As arvores, poucas, de caules retorcidos, enegrecidos, balouçam ao vento, resistindo. E eis aqui, agora, o ambiente já totalmente aberto, dominado por touceiras de colonhão ou qualquer outro capim. O cerrado.
Vez ou outra, a mata cede. Cessa. Se pode perceber o rio, ao longe, ou perto, muito perto. O ônibus passa a poucos metros, quase, das águas frias – às vezes escuras, às vezes azuladas. O rio serpeia. O rio Tocantins.
As árvores, como carapaças, se aproximam de crocodilos do reino vegetal. Como se fossem árvores pré-históricas, preservadas: contra o tempo, contra o vento ressequido, contra a luminosidade ofuscante e cegante – sucumbidas.
As águas azul-escuras do Tocantins, anis em alguns pontos, arroxeadas em outros, recebem a luminosidade. A aparência de beleza, de profundidade.
Os pequenos bangalôs. As praias. Os tizius. Ó, Rio!
Muros. Placas.
Árvores de caules escuros, oxidados, pelo fogo enfurecidos. Pequenos brotos verdes, revelando o instantâneo, o eterno ciclo da vida.
Serra do lajeado – se mostram vários montes – altiva e bela. De verde. E azulado. Do azul celeste, um sonho intenso. De longe, o que mais se destaca de seu dorso são as famílias de babaçus. Dentre várias árvores, espécies, os babaçuais se destacando.
Sinfonia de montes e serras. Esse vale conduzindo até o Tocantins.
A hidrelétrica de lajeado.
Agora só um pulo, beirando o rio. Agora é isso. E chácaras.
Os cajueiros apodrecidos. Os buritizais. Calados.
As boloteiras – belas. Nos morrotes, as pedras lindas, lisas, subindo ao pé da pista. Às vezes, enegrecidas – quase – como asfalto; basalto; petróleo, atendendo ao reflexo do sol, sugadas por ele.
No alto da serra, os lajedos. Como moinhos. Muralhas de cidade antiga.
Lajeado, com suas praias. Miracema do Norte, com seu princípio das terras dos confins.
Esta vidinha basta, Deus meu!
Esta mancha de mato… Os matagais do Sul do Pará já são diferentes. Já não são o cerrado. A mata é muito mais fechada. As arvores são outras. Até onde a vista alcança,
tudo limpo e caos: pequenas nesgas de florestas. Nada aqui me lembra a impressão daquele primeiro retorno de Natal. Era 98… Depois de décadas e décadas de boi, agora se apascentam pés de soja.
O céu faz um tom de claro cinza no horizonte. O crepuscular se aproxima do sojal ao longe. Babaçu quase nenhum mais. Sulparaenses tinham ranço dele, considerado praga. Eles o venceram. Extirparam.

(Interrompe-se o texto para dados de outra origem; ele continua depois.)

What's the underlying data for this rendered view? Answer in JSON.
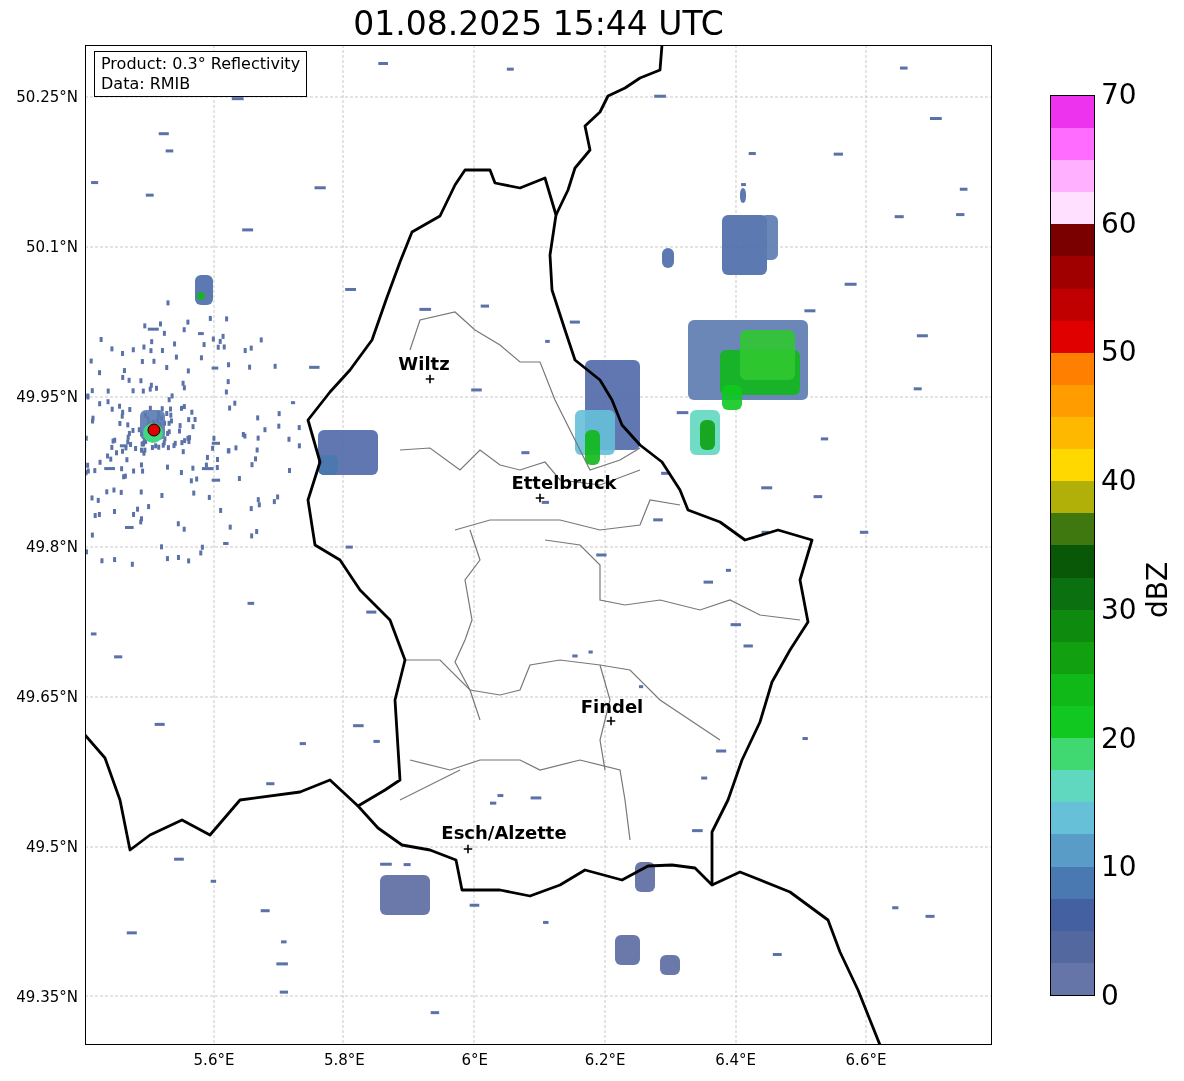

Mas quando você vê um babaçu você entende por que não o vê em parte alguma. Ele domina a paisagem, não aceita ser um entre outros. Predominante. Parece uma floresta, mas propriamente um babaçual.

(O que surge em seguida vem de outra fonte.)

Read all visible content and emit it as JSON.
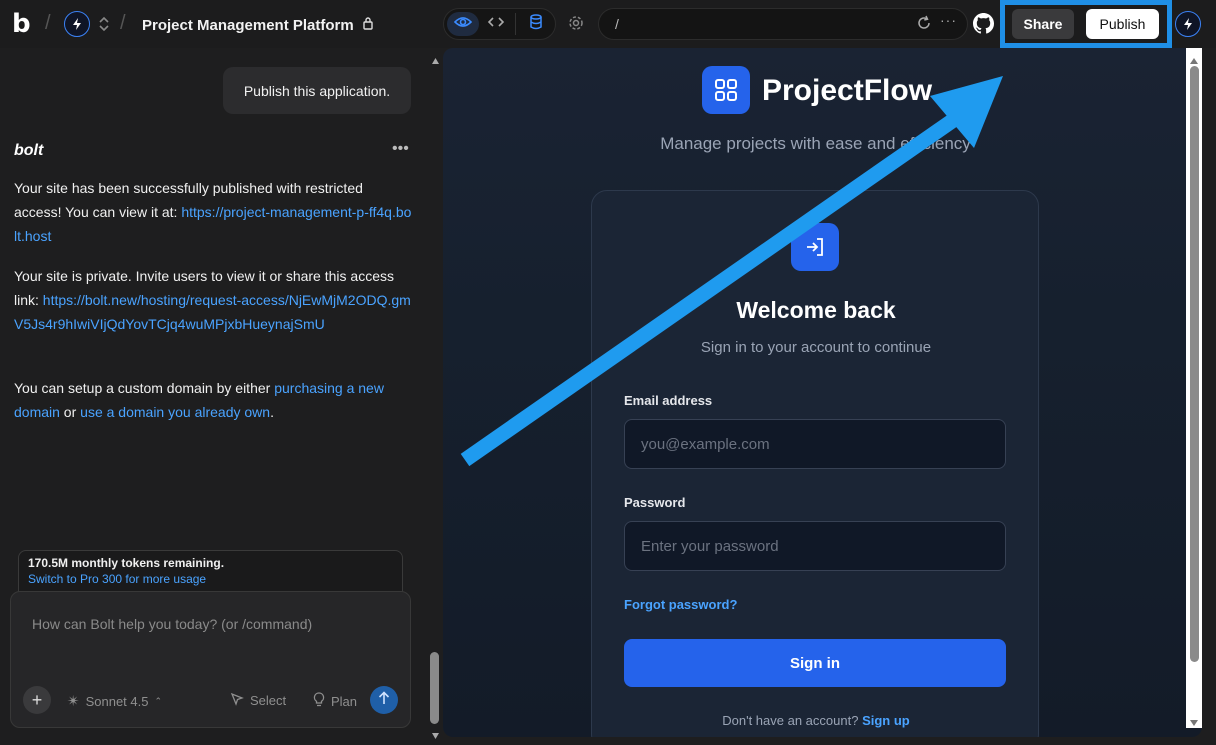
{
  "topbar": {
    "project_title": "Project Management Platform",
    "url_path": "/",
    "share_label": "Share",
    "publish_label": "Publish"
  },
  "chat": {
    "user_message": "Publish this application.",
    "assistant_name": "bolt",
    "para1_text": "Your site has been successfully published with restricted access! You can view it at: ",
    "para1_link": "https://project-management-p-ff4q.bolt.host",
    "para2_text": "Your site is private. Invite users to view it or share this access link: ",
    "para2_link": "https://bolt.new/hosting/request-access/NjEwMjM2ODQ.gmV5Js4r9hIwiVIjQdYovTCjq4wuMPjxbHueynajSmU",
    "para3_text": "You can setup a custom domain by either ",
    "para3_link1": "purchasing a new domain",
    "para3_or": " or ",
    "para3_link2": "use a domain you already own",
    "para3_end": ".",
    "tokens_remaining": "170.5M monthly tokens remaining.",
    "upgrade_link": "Switch to Pro 300 for more usage",
    "input_placeholder": "How can Bolt help you today? (or /command)",
    "model_label": "Sonnet 4.5",
    "select_label": "Select",
    "plan_label": "Plan"
  },
  "preview": {
    "brand_name": "ProjectFlow",
    "tagline": "Manage projects with ease and efficiency",
    "welcome_title": "Welcome back",
    "welcome_sub": "Sign in to your account to continue",
    "email_label": "Email address",
    "email_placeholder": "you@example.com",
    "password_label": "Password",
    "password_placeholder": "Enter your password",
    "forgot_label": "Forgot password?",
    "signin_label": "Sign in",
    "signup_prompt": "Don't have an account? ",
    "signup_link": "Sign up"
  },
  "colors": {
    "accent": "#2563eb",
    "link": "#4aa3ff",
    "highlight": "#1f8fe6"
  }
}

Os pântanos adjacentes aos rios. Garças. Os pequenos mangues. Os pica-paus, os patos selvagens. Muita, muita traíra – provavelmente – nesses poços. Jacarés também – sucuris.
Às seis e onze da tarde o sol se pondo por trás de um morrote de tons alaranjados, tangerinados. Os restolhos de nuvem logo acima recebem exalações vermelho-roxo. Os mastros ao longe. Entardecer.
Seis e quarenta. Agora, uma lua belamente simulada no limite da janela.
Nuvens sugerem ares poéticos num céu em todos os tons de azul: azul violáceo; azul claro, azul anil, azul esclarecido…
* Antônio Egno do Carmo Gomes nasceu em Bandeirantes do Tocantins (TO) em 1974. Foi alfabetizado pela mãe e introduzido ao mundo literário pelas rodas de cordel promovidas pelo pai. Realizou seus estudos universitários na Universidade Federal de Goiás e é professor de Letras na Universidade Federal do Tocantins (UFT) desde 2011.
Tentou escrever seu primeiro enredo policial aos 15 anos, mas só lançou o primeiro romance em 2018, aos 46 anos, marcando o início da trilogia “Beleza & Temor”, da qual já publicou também o segundo volume.
Além disso, é autor do cordel “As desventuras de Nóis Mudemo”.